Bawdiness Gives Way to Charm

Hill-Swander says Valley Junction “was a pretty run down little district” in 1970 when she bought after her dance supply business outgrew a studio in a neighboring suburb.

A meat locker slaughtered farm animals in the heart of Valley Junction, a lumber yard’s open bins attracted vermin, and an overall unkempt appearance veiled architectural gems.

“Run down.” That’s one way of putting it. “Bawdy” is another.

Six bars and a liquor store in the same block of Fifth Street contributed to the railroad town’s rough-and-tumble reputation, where anything could happen and often did.

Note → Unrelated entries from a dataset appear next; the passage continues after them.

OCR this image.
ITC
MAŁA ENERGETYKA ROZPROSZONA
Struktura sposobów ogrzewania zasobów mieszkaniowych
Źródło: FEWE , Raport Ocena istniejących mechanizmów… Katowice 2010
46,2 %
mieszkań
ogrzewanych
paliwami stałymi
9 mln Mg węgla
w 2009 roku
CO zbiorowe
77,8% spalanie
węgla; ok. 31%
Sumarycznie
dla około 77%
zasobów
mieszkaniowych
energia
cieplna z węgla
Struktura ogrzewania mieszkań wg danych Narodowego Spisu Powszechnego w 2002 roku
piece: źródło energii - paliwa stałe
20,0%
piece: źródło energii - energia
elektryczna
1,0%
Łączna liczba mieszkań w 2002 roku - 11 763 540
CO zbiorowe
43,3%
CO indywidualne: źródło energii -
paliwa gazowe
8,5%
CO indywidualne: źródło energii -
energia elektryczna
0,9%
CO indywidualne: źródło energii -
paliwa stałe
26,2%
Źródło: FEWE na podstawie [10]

There were also rumors that the theater she was buying had in one iteration been a vaudeville house that rented out hotel rooms from the upstairs.

“There was probably a little extra business going on upstairs,” Hill-Swander says, winking behind wireless rose-colored glasses that swallow a third of her face.

When she bought the former theater, West Des Moines city officials wondered what business she was up to.

“At that time, theaters were closing and triple-X theaters were opening up, and I got a call from Elmer True,“ she says with mock sternness, recalling her conversation with the longtime West Des Moines mayor.

“He said, ‘Oh, Betty, I hope you are not planning on putting in an X-rated theater,’” Hill-Swander recalls. “I told him that was not my thing, that I was only interested in teaching little girls to pointe their toes.”

Her MBA Stands for “My Business Aptitude”

Hill-Swander says she began honing her business acumen as a “little dorky kid with red hair and freckles” who loved playing Monopoly more than almost any else. She didn’t go to college, laughs about her MBA – “My Business Aptitude,” she calls it – and credits her success to “a lot of determination and desire to make things happen.”

Unmarried with a daughter to raise at the time, she smiles wryly – coyly, even – and calls her path “unusual.”

She eventually married Jack Swander, who died seven years ago, and they teamed to transform the district one building at a time. The meat locker and slaughterhouse became a sewing shop. The lumber yard is gone. There’s no hint of a red-light district in Valley Junction.

And so it goes.

“At the time we were concentrating on buying all this property, most of it on contract, we were really, really spread thin,” she says. “I was thinking, ‘Oh my gosh, I think I have gone too far.’ But I kept my little nose to the grindstone and it all worked out.”